現在許是王爺看在爹娘伺候多年的份上不會動她,可府中勢力盤根錯節,又與皇宮牽扯過深。
王爺處處受限,黑暗中不知有多少眼睛在盯著他們。
腹中的孩子是她唯一的依仗,但打鐵還需自身硬。
她想要繼續陪在王爺身邊,就需要做出讓王爺滿意的事情才行。
算準時辰這才輕手輕腳踏入屋內,「王爺,該起來上朝了。」
話音剛落,她便被一道大力拽入床榻,那大手緊緊扼住她的脖頸,讓她動彈不得。
等那雙帶著弒殺之氣的眸子恢復清明,他才將她推開,啞著嗓音道:「之後在門外先叫醒我。」
林芝芝驚魂未定,難怪王爺從不留人過夜。
卻也不敢怠慢,連忙將水端來,又伺候他穿上朝服。
指尖划過他的腰腹,能感受到那緊繃的肌肉。
昨夜鬧出那一幕沒有被罰本就難得,她的動作越發小心。
視線一掃便看到那生龍活虎地跟她打招呼,不敢再造次生怕惹惱他,忙不迭地退下。
王爺瞧著她的背影,視線再次掃過又被換新的盆栽,將心中翻湧的思緒壓下。
她還要去準備合適的茶點,王爺下朝後瞧見她還在輪值,也沒多說什麼。
倒是側妃拿著一些繡活樣式,露出那被針扎出不少血珠的手指,開口:「王爺你看這個樣式皇妹可會喜歡?這是近期流行的花樣,這憨態可掬的熊貓瞧著真討喜。」
這花樣林芝芝瞧著眼熟,似乎出自柳孤蘭之手。
她將這些設計賣給城內有名的繡房,藉此賺了不少銀錢。
竟這麼早就開始鋪路,前世她從未關注過這些,眼底正遮掩著詫異。
側妃本想著讓王爺瞧瞧她那千瘡百孔的手指,引得他憐惜便不用再接受這懲罰。
卻不想王爺鐵了心要罰她,根本就不為所動,便不情願地離去。
見林芝芝盯著那花樣瞧,岑景奕問道:「這繡樣有問題?」
「不是,只是覺得這般新奇討喜,畫出這些的人定然賺了不少銀子,肯定是個心靈手巧的女子。

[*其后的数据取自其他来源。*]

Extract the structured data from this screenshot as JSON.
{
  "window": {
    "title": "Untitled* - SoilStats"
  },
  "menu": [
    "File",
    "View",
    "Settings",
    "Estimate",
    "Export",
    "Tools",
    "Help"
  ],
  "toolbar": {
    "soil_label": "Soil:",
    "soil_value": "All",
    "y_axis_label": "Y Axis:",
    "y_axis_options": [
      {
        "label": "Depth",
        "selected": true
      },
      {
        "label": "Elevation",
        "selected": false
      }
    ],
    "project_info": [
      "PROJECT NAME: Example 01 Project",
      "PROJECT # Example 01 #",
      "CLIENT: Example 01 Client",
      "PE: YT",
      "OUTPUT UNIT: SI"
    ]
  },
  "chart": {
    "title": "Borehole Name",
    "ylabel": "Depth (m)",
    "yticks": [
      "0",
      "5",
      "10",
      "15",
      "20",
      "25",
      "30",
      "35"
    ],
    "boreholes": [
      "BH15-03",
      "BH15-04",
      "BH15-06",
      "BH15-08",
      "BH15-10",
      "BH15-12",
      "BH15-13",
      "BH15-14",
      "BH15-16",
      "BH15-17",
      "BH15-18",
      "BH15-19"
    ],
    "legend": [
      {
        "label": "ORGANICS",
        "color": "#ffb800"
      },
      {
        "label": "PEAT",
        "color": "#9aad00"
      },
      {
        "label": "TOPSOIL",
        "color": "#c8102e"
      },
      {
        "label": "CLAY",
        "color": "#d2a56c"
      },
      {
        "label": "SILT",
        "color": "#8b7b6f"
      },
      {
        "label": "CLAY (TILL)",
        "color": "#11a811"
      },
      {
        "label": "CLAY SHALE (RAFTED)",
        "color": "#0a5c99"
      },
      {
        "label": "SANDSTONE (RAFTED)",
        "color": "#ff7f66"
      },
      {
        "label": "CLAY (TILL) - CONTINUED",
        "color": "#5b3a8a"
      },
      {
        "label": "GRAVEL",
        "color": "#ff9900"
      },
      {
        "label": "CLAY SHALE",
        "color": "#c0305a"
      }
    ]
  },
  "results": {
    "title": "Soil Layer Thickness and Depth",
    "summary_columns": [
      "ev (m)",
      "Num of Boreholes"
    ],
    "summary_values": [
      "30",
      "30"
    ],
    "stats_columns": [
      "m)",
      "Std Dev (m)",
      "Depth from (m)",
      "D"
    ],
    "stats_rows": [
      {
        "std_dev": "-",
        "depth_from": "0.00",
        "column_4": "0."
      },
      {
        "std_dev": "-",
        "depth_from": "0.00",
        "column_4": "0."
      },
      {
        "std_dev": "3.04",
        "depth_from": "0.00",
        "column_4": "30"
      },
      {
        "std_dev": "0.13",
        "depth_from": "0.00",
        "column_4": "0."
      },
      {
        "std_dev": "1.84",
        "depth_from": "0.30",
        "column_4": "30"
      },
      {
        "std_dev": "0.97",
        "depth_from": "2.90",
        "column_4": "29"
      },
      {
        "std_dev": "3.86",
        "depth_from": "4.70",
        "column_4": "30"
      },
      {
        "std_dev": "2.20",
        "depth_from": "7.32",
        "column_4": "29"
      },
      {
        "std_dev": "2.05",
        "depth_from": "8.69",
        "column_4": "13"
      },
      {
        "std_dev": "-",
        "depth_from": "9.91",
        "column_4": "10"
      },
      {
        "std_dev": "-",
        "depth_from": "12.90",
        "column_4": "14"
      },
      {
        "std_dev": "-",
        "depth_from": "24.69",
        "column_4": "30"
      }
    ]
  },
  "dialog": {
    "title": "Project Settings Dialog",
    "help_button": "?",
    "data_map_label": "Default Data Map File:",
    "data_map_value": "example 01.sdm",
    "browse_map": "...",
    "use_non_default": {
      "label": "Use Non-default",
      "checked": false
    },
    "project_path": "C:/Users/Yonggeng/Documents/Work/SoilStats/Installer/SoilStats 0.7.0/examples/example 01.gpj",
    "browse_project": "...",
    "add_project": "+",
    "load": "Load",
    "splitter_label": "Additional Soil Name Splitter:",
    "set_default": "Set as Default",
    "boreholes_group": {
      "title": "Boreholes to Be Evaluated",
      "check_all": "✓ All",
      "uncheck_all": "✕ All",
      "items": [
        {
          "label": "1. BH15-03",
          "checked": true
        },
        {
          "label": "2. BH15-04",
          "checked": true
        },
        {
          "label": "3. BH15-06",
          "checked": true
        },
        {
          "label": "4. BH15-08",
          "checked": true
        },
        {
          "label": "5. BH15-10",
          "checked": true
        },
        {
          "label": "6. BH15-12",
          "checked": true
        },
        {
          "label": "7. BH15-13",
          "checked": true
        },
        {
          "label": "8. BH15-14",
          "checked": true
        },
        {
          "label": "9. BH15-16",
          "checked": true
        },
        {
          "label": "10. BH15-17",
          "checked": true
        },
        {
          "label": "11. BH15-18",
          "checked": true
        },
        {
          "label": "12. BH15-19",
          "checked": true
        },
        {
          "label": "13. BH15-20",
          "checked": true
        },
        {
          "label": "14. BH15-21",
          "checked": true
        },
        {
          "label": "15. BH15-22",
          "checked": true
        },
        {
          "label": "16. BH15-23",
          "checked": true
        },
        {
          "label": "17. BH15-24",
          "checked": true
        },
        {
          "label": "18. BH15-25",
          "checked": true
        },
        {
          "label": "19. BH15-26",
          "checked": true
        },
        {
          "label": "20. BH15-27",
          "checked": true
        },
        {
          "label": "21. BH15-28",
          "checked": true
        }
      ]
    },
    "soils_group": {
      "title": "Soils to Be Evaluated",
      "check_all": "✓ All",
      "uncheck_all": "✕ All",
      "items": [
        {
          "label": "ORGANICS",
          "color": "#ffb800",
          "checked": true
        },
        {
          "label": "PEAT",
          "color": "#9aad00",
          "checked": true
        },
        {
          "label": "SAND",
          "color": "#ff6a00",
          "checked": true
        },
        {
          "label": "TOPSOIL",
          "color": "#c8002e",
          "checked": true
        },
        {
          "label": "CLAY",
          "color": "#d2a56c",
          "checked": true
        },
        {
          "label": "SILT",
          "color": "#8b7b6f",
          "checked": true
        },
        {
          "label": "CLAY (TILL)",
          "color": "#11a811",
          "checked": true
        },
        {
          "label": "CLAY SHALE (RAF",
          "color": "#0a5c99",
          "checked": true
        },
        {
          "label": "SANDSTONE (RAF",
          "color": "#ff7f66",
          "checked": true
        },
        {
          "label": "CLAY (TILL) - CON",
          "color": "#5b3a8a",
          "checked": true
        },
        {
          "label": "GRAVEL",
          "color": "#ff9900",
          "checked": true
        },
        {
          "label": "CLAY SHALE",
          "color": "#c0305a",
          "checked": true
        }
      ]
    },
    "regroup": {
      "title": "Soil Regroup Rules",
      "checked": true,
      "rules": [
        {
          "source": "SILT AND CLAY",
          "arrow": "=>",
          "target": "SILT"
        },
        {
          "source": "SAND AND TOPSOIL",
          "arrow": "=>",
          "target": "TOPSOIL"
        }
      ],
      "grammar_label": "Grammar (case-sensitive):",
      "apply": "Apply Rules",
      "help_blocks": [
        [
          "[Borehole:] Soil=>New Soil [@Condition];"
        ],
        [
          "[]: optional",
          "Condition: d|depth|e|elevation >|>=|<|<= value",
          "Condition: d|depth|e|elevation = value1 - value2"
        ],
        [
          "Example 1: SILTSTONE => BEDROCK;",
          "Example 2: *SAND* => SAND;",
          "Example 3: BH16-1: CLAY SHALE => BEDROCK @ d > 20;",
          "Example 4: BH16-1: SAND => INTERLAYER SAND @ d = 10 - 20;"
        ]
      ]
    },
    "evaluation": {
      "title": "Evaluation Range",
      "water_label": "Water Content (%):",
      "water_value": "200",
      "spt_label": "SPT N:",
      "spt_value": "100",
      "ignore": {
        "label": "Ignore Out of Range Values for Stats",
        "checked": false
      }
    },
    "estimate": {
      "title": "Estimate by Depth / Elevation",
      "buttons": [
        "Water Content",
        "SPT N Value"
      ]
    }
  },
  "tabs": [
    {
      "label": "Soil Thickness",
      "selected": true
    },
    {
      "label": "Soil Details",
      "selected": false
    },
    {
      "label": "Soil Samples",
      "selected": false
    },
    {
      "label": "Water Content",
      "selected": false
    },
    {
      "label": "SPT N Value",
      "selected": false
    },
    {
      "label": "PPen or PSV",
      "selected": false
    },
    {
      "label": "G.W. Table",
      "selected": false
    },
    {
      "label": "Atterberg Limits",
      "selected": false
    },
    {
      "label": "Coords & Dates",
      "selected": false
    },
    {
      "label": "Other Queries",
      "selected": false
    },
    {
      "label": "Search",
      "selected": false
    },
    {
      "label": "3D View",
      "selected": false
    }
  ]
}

」
岑景奕正準備提筆的手一頓,王妃也說過類似的話語。
這個林芝芝近期實在古怪,總是在有意無意地提醒著他什麼。
若不是他調查過,母妃近期確實沒有與林芝芝一家有過接觸,他都以為林芝芝是母妃指使,讓她伺候在身邊。
不過這柳孤是女子?岑景奕心中有了思量。
「這些巧思都出自柳孤之手,府內靠我的月俸實在周轉不開。我想著借他的思路開一家繡房,你會記帳,可願幫忙打理?」
她自小便跟著娘學著記帳,也認得不少字。
王爺恐是憂心將店鋪全權交於柳孤蘭會出岔子,這才想將她安插到柳孤蘭的身邊,掌管著最重要的記帳之事。